Prior to the first round of Development Academy tryouts, MNUFC Academy Director Tim Carter traveled to France as part of an MLS delegation to learn from and explore the training methodologies of their counterparts in the French Football Federation or FFF. About 20 academy directors and coaches from the U.S. spent a week at Clairefontaine — the national sports center of the FFF located southwest of Paris — then broke up into smaller groups and moved onto the immersion part of the program. For this, Carter joined representatives from Vancouver Whitecaps FC and Montreal Impact at professional soccer club AE Guingamp, located in Brittany in northwestern France.
“We had the opportunity to meet with their coaches, their conditioning people, their performance people and their medical people,” said Carter. “We watched them train and compete. We were given total access to anyone in the club and allowed to ask any question we wanted. At the end of the visit, there was a great deal of information provided to us about their methodology and how it’s implemented.”
“I have over 30 years of experience with U.S. Soccer’s coaching methodology,” said Carter. “I’ve taken an English FA coaching course back in 1975 and I've gone through a short program with a Dutch Football Federation coaching program, so I've been exposed to other methodologies. But this program that MLS conducts with the FFF takes you deeper, and you see the many layers of the program that you would not see unless you're inside this program. The depth of information that is being provided is exceptional. There's no way anyone taking this course can come away not impressed with the way the French have gone about developing elite level players.”
In the United States, the typical structure for youth soccer is a team of a single age group coached by a head coach and an assistant. Carter and the staff at the Minnesota United Development Academy are building a more nuanced and fluid structure where multiple coaches work in rotation across age bands with an eye toward maximizing player development across a youth player’s entire youth career. Carter found a similar philosophical emphasis in France.

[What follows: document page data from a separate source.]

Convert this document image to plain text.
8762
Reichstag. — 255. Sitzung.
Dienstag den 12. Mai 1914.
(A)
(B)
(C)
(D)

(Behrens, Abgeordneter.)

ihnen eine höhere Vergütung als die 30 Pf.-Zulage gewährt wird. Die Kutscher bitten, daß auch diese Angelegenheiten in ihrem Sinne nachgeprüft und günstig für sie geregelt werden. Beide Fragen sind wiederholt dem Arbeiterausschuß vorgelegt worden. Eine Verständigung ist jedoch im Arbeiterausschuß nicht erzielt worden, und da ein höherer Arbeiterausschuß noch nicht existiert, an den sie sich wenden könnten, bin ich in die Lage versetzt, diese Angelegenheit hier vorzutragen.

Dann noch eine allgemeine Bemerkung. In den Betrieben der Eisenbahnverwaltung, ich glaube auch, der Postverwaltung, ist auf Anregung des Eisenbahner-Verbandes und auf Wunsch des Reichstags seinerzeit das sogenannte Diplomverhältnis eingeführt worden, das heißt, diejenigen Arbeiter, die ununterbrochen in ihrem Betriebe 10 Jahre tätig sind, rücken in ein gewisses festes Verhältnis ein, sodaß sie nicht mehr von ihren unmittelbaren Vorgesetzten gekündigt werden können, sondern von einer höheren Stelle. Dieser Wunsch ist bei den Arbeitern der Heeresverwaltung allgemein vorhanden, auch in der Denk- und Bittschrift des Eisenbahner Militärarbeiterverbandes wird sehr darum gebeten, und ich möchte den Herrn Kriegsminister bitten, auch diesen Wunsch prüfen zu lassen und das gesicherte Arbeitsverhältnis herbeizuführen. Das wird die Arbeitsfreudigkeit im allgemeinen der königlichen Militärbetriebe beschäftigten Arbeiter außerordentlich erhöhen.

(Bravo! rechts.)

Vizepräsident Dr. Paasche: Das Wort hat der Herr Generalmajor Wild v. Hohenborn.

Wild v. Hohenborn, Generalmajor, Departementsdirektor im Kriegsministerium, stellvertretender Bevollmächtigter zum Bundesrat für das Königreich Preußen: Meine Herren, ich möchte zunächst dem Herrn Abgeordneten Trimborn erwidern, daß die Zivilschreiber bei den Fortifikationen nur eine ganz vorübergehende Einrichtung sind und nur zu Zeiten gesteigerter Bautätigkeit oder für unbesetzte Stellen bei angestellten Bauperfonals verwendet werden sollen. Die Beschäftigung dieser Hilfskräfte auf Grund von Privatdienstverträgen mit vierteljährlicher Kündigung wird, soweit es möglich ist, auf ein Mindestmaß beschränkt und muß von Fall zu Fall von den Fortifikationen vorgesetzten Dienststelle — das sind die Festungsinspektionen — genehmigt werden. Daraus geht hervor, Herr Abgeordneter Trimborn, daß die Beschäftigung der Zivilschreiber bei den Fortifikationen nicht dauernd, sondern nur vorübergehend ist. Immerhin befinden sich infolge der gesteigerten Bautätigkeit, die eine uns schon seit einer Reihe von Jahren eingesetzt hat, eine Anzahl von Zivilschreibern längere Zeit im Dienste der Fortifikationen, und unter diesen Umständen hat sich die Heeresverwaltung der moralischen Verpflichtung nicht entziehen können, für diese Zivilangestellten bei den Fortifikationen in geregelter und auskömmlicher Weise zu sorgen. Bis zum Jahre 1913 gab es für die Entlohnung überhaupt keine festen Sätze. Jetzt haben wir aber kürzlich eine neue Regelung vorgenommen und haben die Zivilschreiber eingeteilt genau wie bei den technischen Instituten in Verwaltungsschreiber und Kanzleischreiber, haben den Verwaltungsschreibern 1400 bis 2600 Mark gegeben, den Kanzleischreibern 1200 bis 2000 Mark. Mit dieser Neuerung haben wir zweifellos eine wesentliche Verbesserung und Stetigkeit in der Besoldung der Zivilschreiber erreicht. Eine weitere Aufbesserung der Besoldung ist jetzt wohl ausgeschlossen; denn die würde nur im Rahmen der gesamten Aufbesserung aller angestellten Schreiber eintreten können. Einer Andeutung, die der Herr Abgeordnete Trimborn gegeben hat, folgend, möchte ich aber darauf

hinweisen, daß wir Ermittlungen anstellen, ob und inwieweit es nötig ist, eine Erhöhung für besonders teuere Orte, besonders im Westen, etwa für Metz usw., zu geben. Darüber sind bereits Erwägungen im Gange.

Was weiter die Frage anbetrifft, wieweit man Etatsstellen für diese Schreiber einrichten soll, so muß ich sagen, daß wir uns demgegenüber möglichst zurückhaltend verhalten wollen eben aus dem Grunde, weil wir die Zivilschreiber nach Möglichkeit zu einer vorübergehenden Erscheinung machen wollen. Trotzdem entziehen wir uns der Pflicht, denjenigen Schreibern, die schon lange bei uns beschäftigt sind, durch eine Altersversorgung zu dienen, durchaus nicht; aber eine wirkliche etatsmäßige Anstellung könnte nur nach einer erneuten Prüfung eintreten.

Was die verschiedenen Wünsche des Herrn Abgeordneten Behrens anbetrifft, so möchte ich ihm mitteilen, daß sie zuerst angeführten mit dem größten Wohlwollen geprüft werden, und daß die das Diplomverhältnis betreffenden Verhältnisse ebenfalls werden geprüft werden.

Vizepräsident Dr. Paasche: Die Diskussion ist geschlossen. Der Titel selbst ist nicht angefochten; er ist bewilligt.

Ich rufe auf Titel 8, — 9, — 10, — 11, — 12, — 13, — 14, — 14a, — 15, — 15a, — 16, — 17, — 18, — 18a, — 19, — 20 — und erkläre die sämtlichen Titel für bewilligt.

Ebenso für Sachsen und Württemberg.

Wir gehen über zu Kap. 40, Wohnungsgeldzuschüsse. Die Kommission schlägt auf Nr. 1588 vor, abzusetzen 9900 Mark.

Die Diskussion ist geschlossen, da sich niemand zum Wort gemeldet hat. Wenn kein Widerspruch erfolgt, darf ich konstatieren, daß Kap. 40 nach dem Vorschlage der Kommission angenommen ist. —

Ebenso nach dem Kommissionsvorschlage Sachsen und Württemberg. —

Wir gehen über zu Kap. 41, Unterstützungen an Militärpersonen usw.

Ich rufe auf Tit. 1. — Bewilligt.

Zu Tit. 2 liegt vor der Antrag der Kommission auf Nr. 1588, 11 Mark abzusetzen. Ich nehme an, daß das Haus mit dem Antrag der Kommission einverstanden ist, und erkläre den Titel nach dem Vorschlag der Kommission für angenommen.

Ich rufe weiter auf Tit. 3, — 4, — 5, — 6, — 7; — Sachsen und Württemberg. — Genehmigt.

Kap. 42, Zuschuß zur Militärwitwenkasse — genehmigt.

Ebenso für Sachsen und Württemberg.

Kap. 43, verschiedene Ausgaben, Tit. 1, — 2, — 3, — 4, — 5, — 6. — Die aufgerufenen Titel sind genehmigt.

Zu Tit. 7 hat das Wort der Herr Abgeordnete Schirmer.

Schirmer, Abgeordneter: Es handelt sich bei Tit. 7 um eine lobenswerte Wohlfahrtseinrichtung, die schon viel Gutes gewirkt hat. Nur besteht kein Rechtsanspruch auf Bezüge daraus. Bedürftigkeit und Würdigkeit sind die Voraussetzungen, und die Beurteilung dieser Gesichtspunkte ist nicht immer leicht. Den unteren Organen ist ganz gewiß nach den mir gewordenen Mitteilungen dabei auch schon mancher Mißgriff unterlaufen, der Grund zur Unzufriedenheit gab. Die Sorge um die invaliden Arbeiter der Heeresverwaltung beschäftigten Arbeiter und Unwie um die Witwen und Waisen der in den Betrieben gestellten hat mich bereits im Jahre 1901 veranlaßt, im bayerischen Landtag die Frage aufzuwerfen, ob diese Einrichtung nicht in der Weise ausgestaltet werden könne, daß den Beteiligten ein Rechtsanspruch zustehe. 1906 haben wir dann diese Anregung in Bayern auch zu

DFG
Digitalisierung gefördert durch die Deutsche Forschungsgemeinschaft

“Sometimes here, we become overly obsessed with creating the best U14 team,” he said. “Personally, I really couldn't care less who wins the U14 Chartreuse division. In France, they have a culture that puts the importance on developing players and improving them as much as they can all the way through the pathway. The know the end product isn’t at U14, it is a date much further down the road when they are older and they have achieved the highest level they are capable of playing at. There's also an awful lot of self-discovery involved in their approach. They have a reason for just about everything they do, but at the same time, they allow players vast freedom. They certainly don't joystick their players from the touchline. They allow their players the freedom to solve the problems of the game as well as make mistakes. They look at this as a valuable part of the educational process.”
That focus on process will be uppermost in Carter’s mind as he and the staff move toward the second round of Development Academy tryouts on June 27 and 28, looking to further narrow the candidates who will make up the roster of the first Development Academy team in the fall.